Patton presents a workmanlike narrative told in a clear readable style. The story told here is not a full-up war novel, but an account of what happens (or happened) to the men and women who experienced this portion of the Second World War. The book benefits greatly as it reflects Patton’s personal experiences, offering the reader both familiar and some surprising aspects of what was one of the greatest battles fought by U.S. forces during the war. Patton also makes clear the degree to which the American forces were a citizen-army made up of average Americans who wanted most of all to go come again but knew that that road ran through Berlin as they said.

Patton would go on to serve in both the Korean and Vietnam Wars and was wounded again in Korea. He served as assistant chief of staff for XXIV Corps in Vietnam and as Assistant Chief of Staff for Army intelligence at the Pentagon in the late 1960s. He received three Purple Hearts and three Bronze stars during his active military service. His writing career began in retirement. Upon his death in 2002 he was buried in Arlington National Cemetery.
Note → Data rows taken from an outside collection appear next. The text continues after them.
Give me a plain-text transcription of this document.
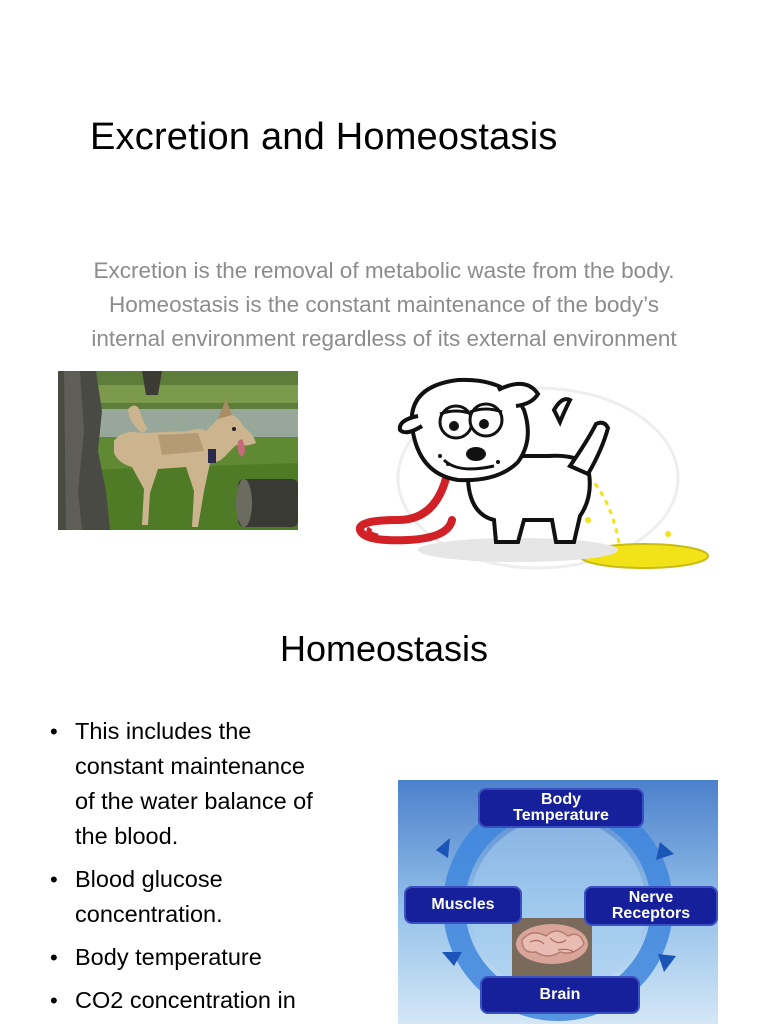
Excretion and Homeostasis
Excretion is the removal of metabolic waste from the body.
Homeostasis is the constant maintenance of the body’s
internal environment regardless of its external environment
Homeostasis
• This includes the
constant maintenance
of the water balance of
the blood.
• Blood glucose
concentration.
• Body temperature
• CO2 concentration in
Body
Temperature
Muscles	Nerve
Receptors
Brain
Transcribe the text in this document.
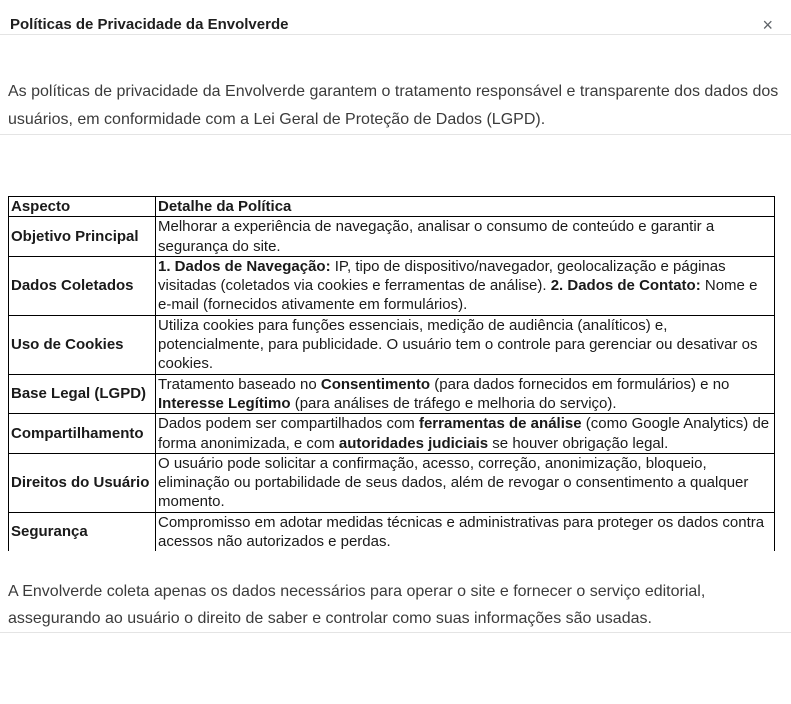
Políticas de Privacidade da Envolverde	×

As políticas de privacidade da Envolverde garantem o tratamento responsável e transparente dos dados dos usuários, em conformidade com a Lei Geral de Proteção de Dados (LGPD).

Aspecto	Detalhe da Política
Objetivo Principal	Melhorar a experiência de navegação, analisar o consumo de conteúdo e garantir a segurança do site.
Dados Coletados	1. Dados de Navegação: IP, tipo de dispositivo/navegador, geolocalização e páginas visitadas (coletados via cookies e ferramentas de análise). 2. Dados de Contato: Nome e e-mail (fornecidos ativamente em formulários).
Uso de Cookies	Utiliza cookies para funções essenciais, medição de audiência (analíticos) e, potencialmente, para publicidade. O usuário tem o controle para gerenciar ou desativar os cookies.
Base Legal (LGPD)	Tratamento baseado no Consentimento (para dados fornecidos em formulários) e no Interesse Legítimo (para análises de tráfego e melhoria do serviço).
Compartilhamento	Dados podem ser compartilhados com ferramentas de análise (como Google Analytics) de forma anonimizada, e com autoridades judiciais se houver obrigação legal.
Direitos do Usuário	O usuário pode solicitar a confirmação, acesso, correção, anonimização, bloqueio, eliminação ou portabilidade de seus dados, além de revogar o consentimento a qualquer momento.
Segurança	Compromisso em adotar medidas técnicas e administrativas para proteger os dados contra acessos não autorizados e perdas.

A Envolverde coleta apenas os dados necessários para operar o site e fornecer o serviço editorial, assegurando ao usuário o direito de saber e controlar como suas informações são usadas.
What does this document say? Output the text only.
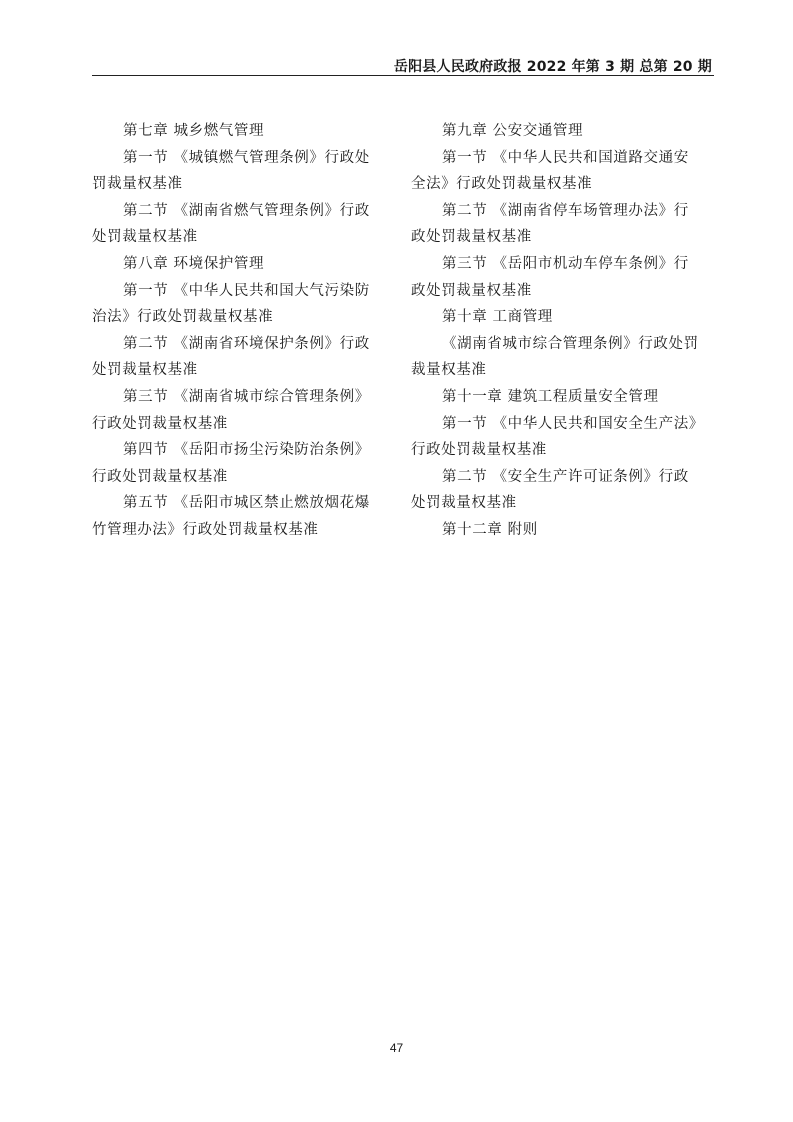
岳阳县人民政府政报 2022 年第 3 期 总第 20 期
第七章 城乡燃气管理
第一节 《城镇燃气管理条例》行政处
罚裁量权基准
第二节 《湖南省燃气管理条例》行政
处罚裁量权基准
第八章 环境保护管理
第一节 《中华人民共和国大气污染防
治法》行政处罚裁量权基准
第二节 《湖南省环境保护条例》行政
处罚裁量权基准
第三节 《湖南省城市综合管理条例》
行政处罚裁量权基准
第四节 《岳阳市扬尘污染防治条例》
行政处罚裁量权基准
第五节 《岳阳市城区禁止燃放烟花爆
竹管理办法》行政处罚裁量权基准
第九章 公安交通管理
第一节 《中华人民共和国道路交通安
全法》行政处罚裁量权基准
第二节 《湖南省停车场管理办法》行
政处罚裁量权基准
第三节 《岳阳市机动车停车条例》行
政处罚裁量权基准
第十章 工商管理
《湖南省城市综合管理条例》行政处罚
裁量权基准
第十一章 建筑工程质量安全管理
第一节 《中华人民共和国安全生产法》
行政处罚裁量权基准
第二节 《安全生产许可证条例》行政
处罚裁量权基准
第十二章 附则
47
There are not that many works of war fiction that can claim to be authored by an actual veteran of the battle or conflict being written about. For that reason alone, The Silent Snow is worth reading for the general reader interested in the stories surrounding the Battle of the Bulge. It should also interest to scholars examining the historiography of the battle and the nature and evolution of its numerous literary offspring.